You are the deciding factor – the break from the intermittent behaviour.
Here the waiting room is clear and obvious, almost comical.
There, the stark and empty room, too, is a waiting room when not in use. The wait is the anticipation, again.

The 5 part range waits to be released, it is determined by you and the choice of your covering.
A range; arranged, of everyday movements when performed within their natural environment but sculptural in form when taken out of context, then the scene varies. Here the scenarios play out but we begin at home.
The walkings through from street, the white, the view obstructed, to waiting room, clear and literal to domestic areas, incidentally appropriate, to room of emphasised stark action, ah, the art!?

A seemingly mundane posture is elevated in another milieu.
The waiting room behaviour without the environment.
The motion taken out of the everyday scenario; a value change.
Here you come in. You are crucial to every part of the scenario.
The initial question wether what is inside shows outside? How participation can be a passive action? Does the arial view of one body define the distinction between performer and spectator? Subject or object of interaction? There can be no neutral.
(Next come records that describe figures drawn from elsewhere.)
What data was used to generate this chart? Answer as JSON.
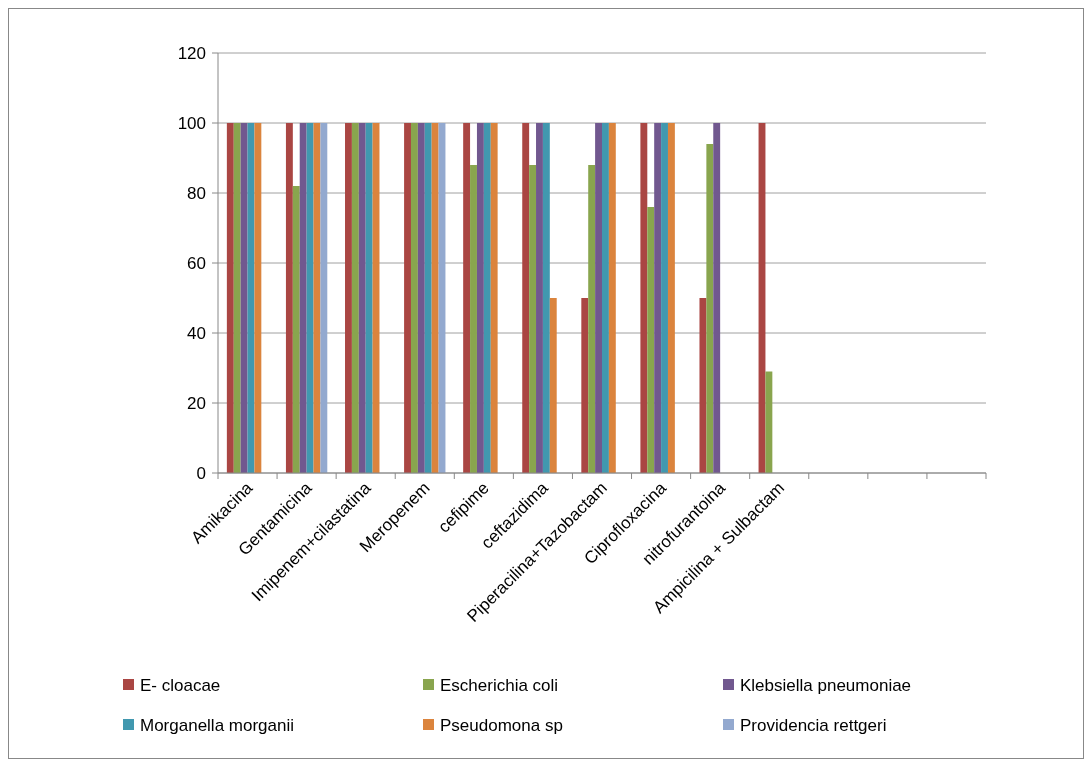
{
  "chart_data": {
    "type": "bar",
    "categories": [
      "Amikacina",
      "Gentamicina",
      "Imipenem+cilastatina",
      "Meropenem",
      "cefipime",
      "ceftazidima",
      "Piperacilina+Tazobactam",
      "Ciprofloxacina",
      "nitrofurantoina",
      "Ampicilina + Sulbactam",
      null,
      null,
      null
    ],
    "series": [
      {
        "name": "E- cloacae",
        "color": "#aa4643",
        "values": [
          100,
          100,
          100,
          100,
          100,
          100,
          50,
          100,
          50,
          100,
          null,
          null,
          null
        ]
      },
      {
        "name": "Escherichia coli",
        "color": "#89a54e",
        "values": [
          100,
          82,
          100,
          100,
          88,
          88,
          88,
          76,
          94,
          29,
          null,
          null,
          null
        ]
      },
      {
        "name": "Klebsiella pneumoniae",
        "color": "#71588f",
        "values": [
          100,
          100,
          100,
          100,
          100,
          100,
          100,
          100,
          100,
          null,
          null,
          null,
          null
        ]
      },
      {
        "name": "Morganella morganii",
        "color": "#4198af",
        "values": [
          100,
          100,
          100,
          100,
          100,
          100,
          100,
          100,
          null,
          null,
          null,
          null,
          null
        ]
      },
      {
        "name": "Pseudomona sp",
        "color": "#db843d",
        "values": [
          100,
          100,
          100,
          100,
          100,
          50,
          100,
          100,
          null,
          null,
          null,
          null,
          null
        ]
      },
      {
        "name": "Providencia rettgeri",
        "color": "#93a9cf",
        "values": [
          null,
          100,
          null,
          100,
          null,
          null,
          null,
          null,
          null,
          null,
          null,
          null,
          null
        ]
      }
    ],
    "ylim": [
      0,
      120
    ],
    "yticks": [
      0,
      20,
      40,
      60,
      80,
      100,
      120
    ],
    "grid": "y",
    "legend": "bottom"
  }
}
Swedish artist Sanna Helena Berger resided in Jupiter Woods throughout October 2015 as its eighth artist-in-residence, employing the house as a temporary home and studio. An installation developed and launched during her residency was laid out between the main gallery space and the back room, creating two dissimilar environments with a shared purpose: to facilitate the act of waiting. The title ‘A Range’ enveloped the project as a whole and referred to Sanna’s ongoing research into a variety of everyday postures and mundane movements, which appear self-evident if applied within their natural habitat, yet become distinctly sculptural when taken out of their familiar context.
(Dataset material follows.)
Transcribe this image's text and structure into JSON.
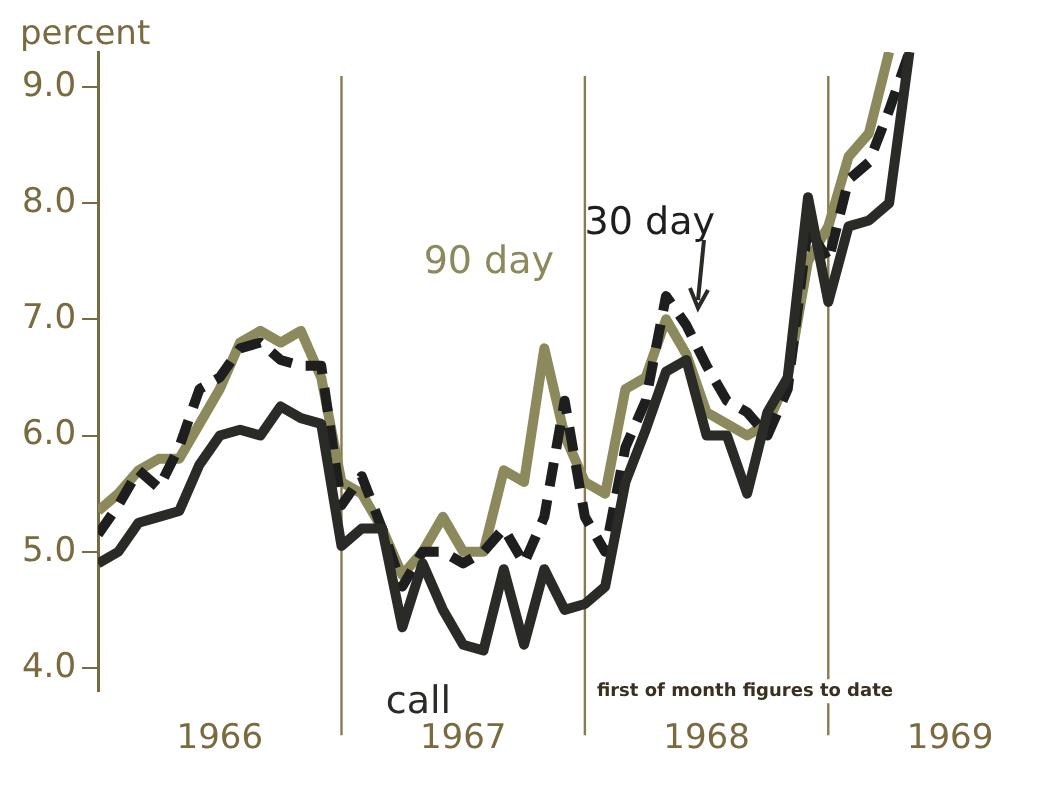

The visitor was guided to enter the installation through Jupiter Woods’ back doorway, walking into what seemed like a typical, slightly corporate waiting area. Consequently, by receiving a numbered piece of paper from the cloakroom assistant, the visitor joined a queue, inevitably displaying the mannerism peculiar to waiting rooms. At the same time in the bright white gallery, accessible via the kitchen, a group of three was likewise suspended in anticipation.
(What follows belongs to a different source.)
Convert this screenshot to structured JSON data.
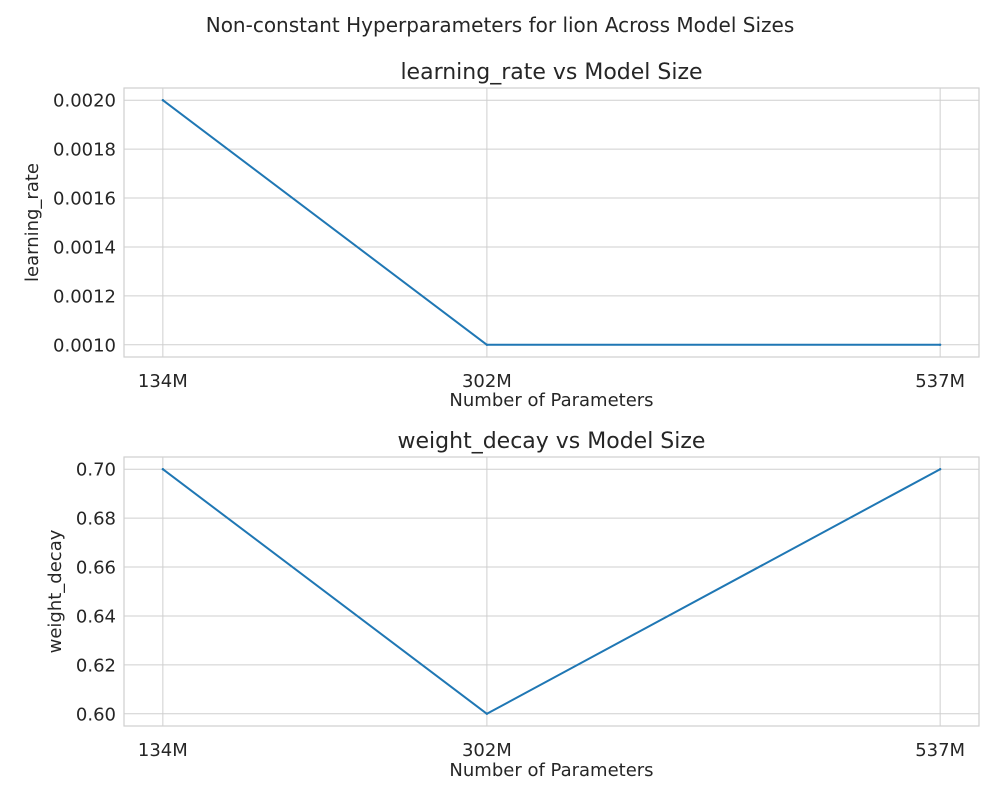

Once their number was called the visitor was invited to hand over her coat in exchange for a handmade garment; five of these hung in the back area, each embroidered with a phrase and a number: gesture neutral, arrange, to-do, medium, from scratch. Upon entering the gallery space this piece of clothing would trigger a specific range of movements performed by the body of three. A sequence no longer than five minutes, composed of a series of extracted everyday gestures, disrupted the visitor and performers’ concurrent waiting room behaviour. This encounter was recorded and streamed as a projection visible from the outside of the gallery, providing a further level of participation through passive spectatorship.